A CPMF, além da eficiência e imunidade à sonegação, permite transparência e justiça tributária. Por isso mesmo, é abominada pela marginália que necessita usar a rede bancária (não se costuma conduzir dinheiro por aí em carrinho de mão) para seus negócios escusos. Habituados ao enriquecimento ilícito devido às vantagens que lhes proporcionam nosso complicado sistema legal de tributos, instituições financeiras, empresas de todos os portes, traficantes, agentes públicos ou privados, que corrompem ou que são corrompidos, trafegam nos escusos caminhos do caixa-dois, da lavagem de dinheiro, das transações sem a nota fiscal.

Bastante emblemático o fato de que somente nos primeiro 7 meses deste ano de 2007 a Receita Federal flagrou, mediante menos de 3 mil autuações, desvios da ordem de R$ 40 bilhões. Destes, somente o setor industrial responde por cerca de R$ 11 bilhões. (Pelo número de autuações, já se percebe o tamanho da concentração de renda no Brasil). Bancos e outros serviços financeiros, como seguradoras geraram R$ 9,5 bilhões em créditos para a Receita Federal. Mais de R$ 2 bilhões foi a “contribuição” de empresas de vários portes. Cerca de R$ 200 milhões de créditos auferidos de diversos profissionais liberais e autônomos.

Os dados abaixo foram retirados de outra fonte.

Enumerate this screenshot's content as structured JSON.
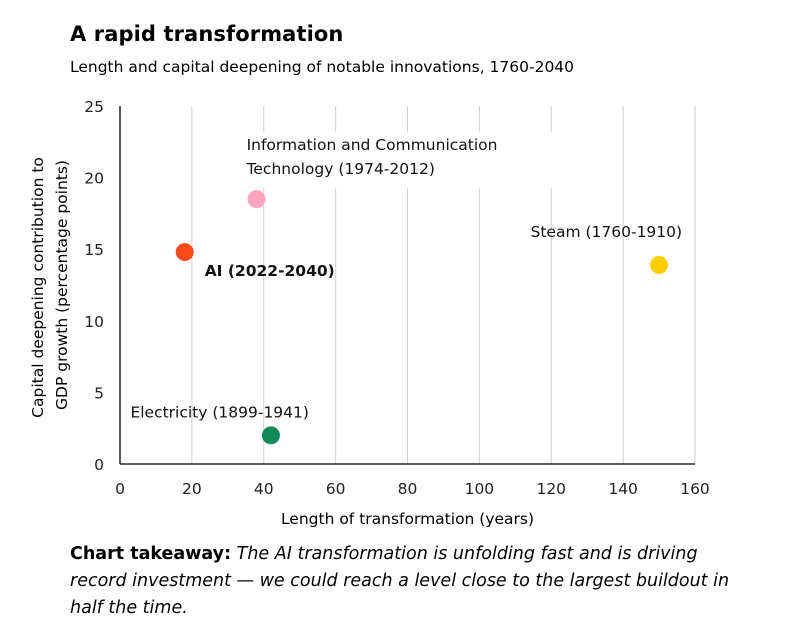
{
  "header": {
    "title": "A rapid transformation",
    "subtitle": "Length and capital deepening of notable innovations, 1760-2040"
  },
  "chart_data": {
    "type": "scatter",
    "title": "A rapid transformation",
    "subtitle": "Length and capital deepening of notable innovations, 1760-2040",
    "xlabel": "Length of transformation (years)",
    "ylabel_lines": [
      "Capital deepening contribution to",
      "GDP growth (percentage points)"
    ],
    "xlim": [
      0,
      160
    ],
    "ylim": [
      0,
      25
    ],
    "xticks": [
      0,
      20,
      40,
      60,
      80,
      100,
      120,
      140,
      160
    ],
    "yticks": [
      0,
      5,
      10,
      15,
      20,
      25
    ],
    "grid": "vertical",
    "points": [
      {
        "label": "AI (2022-2040)",
        "x": 18,
        "y": 14.8,
        "color": "#ff4a1c",
        "bold": true,
        "label_lines": [
          "AI (2022-2040)"
        ]
      },
      {
        "label": "Information and Communication Technology (1974-2012)",
        "x": 38,
        "y": 18.5,
        "color": "#ffa3c1",
        "bold": false,
        "label_lines": [
          "Information and Communication",
          "Technology (1974-2012)"
        ]
      },
      {
        "label": "Steam (1760-1910)",
        "x": 150,
        "y": 13.9,
        "color": "#ffce00",
        "bold": false,
        "label_lines": [
          "Steam (1760-1910)"
        ]
      },
      {
        "label": "Electricity (1899-1941)",
        "x": 42,
        "y": 2.0,
        "color": "#12895a",
        "bold": false,
        "label_lines": [
          "Electricity (1899-1941)"
        ]
      }
    ]
  },
  "takeaway": {
    "lead": "Chart takeaway:",
    "body": "The AI transformation is unfolding fast and is driving record investment — we could reach a level close to the largest buildout in half the time."
  }
}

São os caixas-dois de advogados, médicos, dentistas, de quem poucos de nós, para usufruir redução no preço do serviço, não dispensaram a respectiva nota fiscal, tornando-nos comparsas do esperto profissional no crime de lesa-pátria. Hoje, essa gente reforça as campanhas do tipo Xô, CPMF! Ao lado daqueles que não querem enxergar o dedo do cirurgião na ferida pelo fato de que 60 dos 100 maiores pagadores de CPMF são sonegadores habituais do Imposto de Renda. Por isso, querem transformar cada brasileiro numa hiena Hardy.